When Reeves delivers her Spring Statement on March 3 she’ll be able to boast of the biggest budget surplus on record, which landed in January. Tax revenues have soared, according to the Office for National Statistics, which also said Friday that retail sales hit a 20-month high.
The double-dose of good news was swiftly followed by evidence of the economy maintaining its momentum to the current day. S&P Global’s purchasing managers’ index rose to 53.9 in February’s flash estimate, beating forecasts to hit the highest level since April 2024.
These are the latest of a string of bullish data points since the turn of the year, which have defied warnings of an economic slump triggered by Labour’s £26 billion of extra tax hikes in its November budget. The Bank of England only expects a 0.9% expansion of GDP in 2026, alongside a City consensus of 1.1%, leaving the Chancellor to argue that she will beat economists’ predictions and meet her longstanding pledge to kick-start growth.
To be sure, Reeves’ political career remains on thin ice — but now for political, rather than economic reasons. Labour sits low in the polls and faces the prospect of an embarrassing by-election defeat next week, before an expected drubbing in May’s local elections across the country.
While Prime Minister Keir Starmer saw off a potential revolt this month over his appointment of Peter Mandelson as ambassador to the US — despite his links to deceased sex criminal Jeffrey Epstein — the prospect of a leadership challenge lingers.

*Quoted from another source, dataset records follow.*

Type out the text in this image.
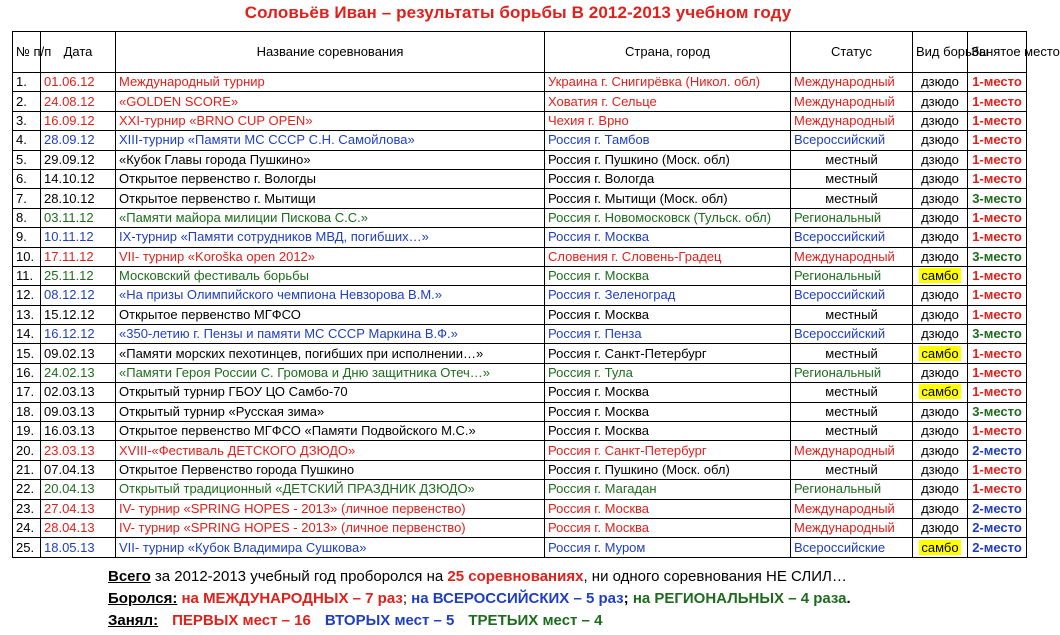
Соловьёв Иван – результаты борьбы В 2012-2013 учебном году
№ п/п	Дата	Название соревнования	Страна, город	Статус	Вид борьбы	Занятое место
1.	01.06.12	Международный турнир	Украина г. Снигирёвка (Никол. обл)	Международный	дзюдо	1-место
2.	24.08.12	«GOLDEN SCORE»	Ховатия г. Сельце	Международный	дзюдо	1-место
3.	16.09.12	XXI-турнир «BRNO CUP OPEN»	Чехия г. Врно	Международный	дзюдо	1-место
4.	28.09.12	XIII-турнир «Памяти МС СССР С.Н. Самойлова»	Россия г. Тамбов	Всероссийский	дзюдо	1-место
5.	29.09.12	«Кубок Главы города Пушкино»	Россия г. Пушкино (Моск. обл)	местный	дзюдо	1-место
6.	14.10.12	Открытое первенство г. Вологды	Россия г. Вологда	местный	дзюдо	1-место
7.	28.10.12	Открытое первенство г. Мытищи	Россия г. Мытищи (Моск. обл)	местный	дзюдо	3-место
8.	03.11.12	«Памяти майора милиции Пискова С.С.»	Россия г. Новомосковск (Тульск. обл)	Региональный	дзюдо	1-место
9.	10.11.12	IX-турнир «Памяти сотрудников МВД, погибших…»	Россия г. Москва	Всероссийский	дзюдо	1-место
10.	17.11.12	VII- турнир «Koroška open 2012»	Словения г. Словень-Градец	Международный	дзюдо	3-место
11.	25.11.12	Московский фестиваль борьбы	Россия г. Москва	Региональный	самбо	1-место
12.	08.12.12	«На призы Олимпийского чемпиона Невзорова В.М.»	Россия г. Зеленоград	Всероссийский	дзюдо	1-место
13.	15.12.12	Открытое первенство МГФСО	Россия г. Москва	местный	дзюдо	1-место
14.	16.12.12	«350-летию г. Пензы и памяти МС СССР Маркина В.Ф.»	Россия г. Пенза	Всероссийский	дзюдо	3-место
15.	09.02.13	«Памяти морских пехотинцев, погибших при исполнении…»	Россия г. Санкт-Петербург	местный	самбо	1-место
16.	24.02.13	«Памяти Героя России С. Громова и Дню защитника Отеч…»	Россия г. Тула	Региональный	дзюдо	1-место
17.	02.03.13	Открытый турнир ГБОУ ЦО Самбо-70	Россия г. Москва	местный	самбо	1-место
18.	09.03.13	Открытый турнир «Русская зима»	Россия г. Москва	местный	дзюдо	3-место
19.	16.03.13	Открытое первенство МГФСО «Памяти Подвойского М.С.»	Россия г. Москва	местный	дзюдо	1-место
20.	23.03.13	XVIII-«Фестиваль ДЕТСКОГО ДЗЮДО»	Россия г. Санкт-Петербург	Международный	дзюдо	2-место
21.	07.04.13	Открытое Первенство города Пушкино	Россия г. Пушкино (Моск. обл)	местный	дзюдо	1-место
22.	20.04.13	Открытый традиционный «ДЕТСКИЙ ПРАЗДНИК ДЗЮДО»	Россия г. Магадан	Региональный	дзюдо	1-место
23.	27.04.13	IV- турнир «SPRING HOPES - 2013» (личное первенство)	Россия г. Москва	Международный	дзюдо	2-место
24.	28.04.13	IV- турнир «SPRING HOPES - 2013» (личное первенство)	Россия г. Москва	Международный	дзюдо	2-место
25.	18.05.13	VII- турнир «Кубок Владимира Сушкова»	Россия г. Муром	Всероссийские	самбо	2-место
Всего за 2012-2013 учебный год проборолся на 25 соревнованиях, ни одного соревнования НЕ СЛИЛ…
Боролся: на МЕЖДУНАРОДНЫХ – 7 раз; на ВСЕРОССИЙСКИХ – 5 раз; на РЕГИОНАЛЬНЫХ – 4 раза.
Занял: ПЕРВЫХ мест – 16 ВТОРЫХ мест – 5 ТРЕТЬИХ мест – 4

Read more: Starmer Is Helming an Economic Revival He May Not Get to Enjoy
A new PM would likely want to install a new chancellor, yet Reeves could reasonably argue her case. Government revenues exceeded spending by £30.4 billion ($41 billion) in January — £15.9 billion more than the gap a year earlier, and higher than the £24 billion forecast by the Office for Budget Responsibility.
The numbers helped gilt yields lower. The 10-year bond is trading around 4.349%, roughly 26 basis points down on a year ago, helping to reduce debt-interest payments.
A one-time boon from capital gains tax — triggered by a tax hike in Reeves’ first budget — contributed to the lower deficit, yet underlying revenue was also strong, helped by persistent wage growth.
The spread of optimism since Reeves’ Nov. 26 budget was largely unpredicted. In total, Labour has hiked taxes by almost £60 billion since coming to office in 2024, and unemployment is now at a five-year high and forecast to rise further.
Capital Economics commented Friday that this will likely keep a lid on UK growth for 2026, and in recent years the UK has had a habit of losing steam during the second half. For now, at least Reeves will bank Friday’s exceptionally positive data and hope for more pleasant surprises to come.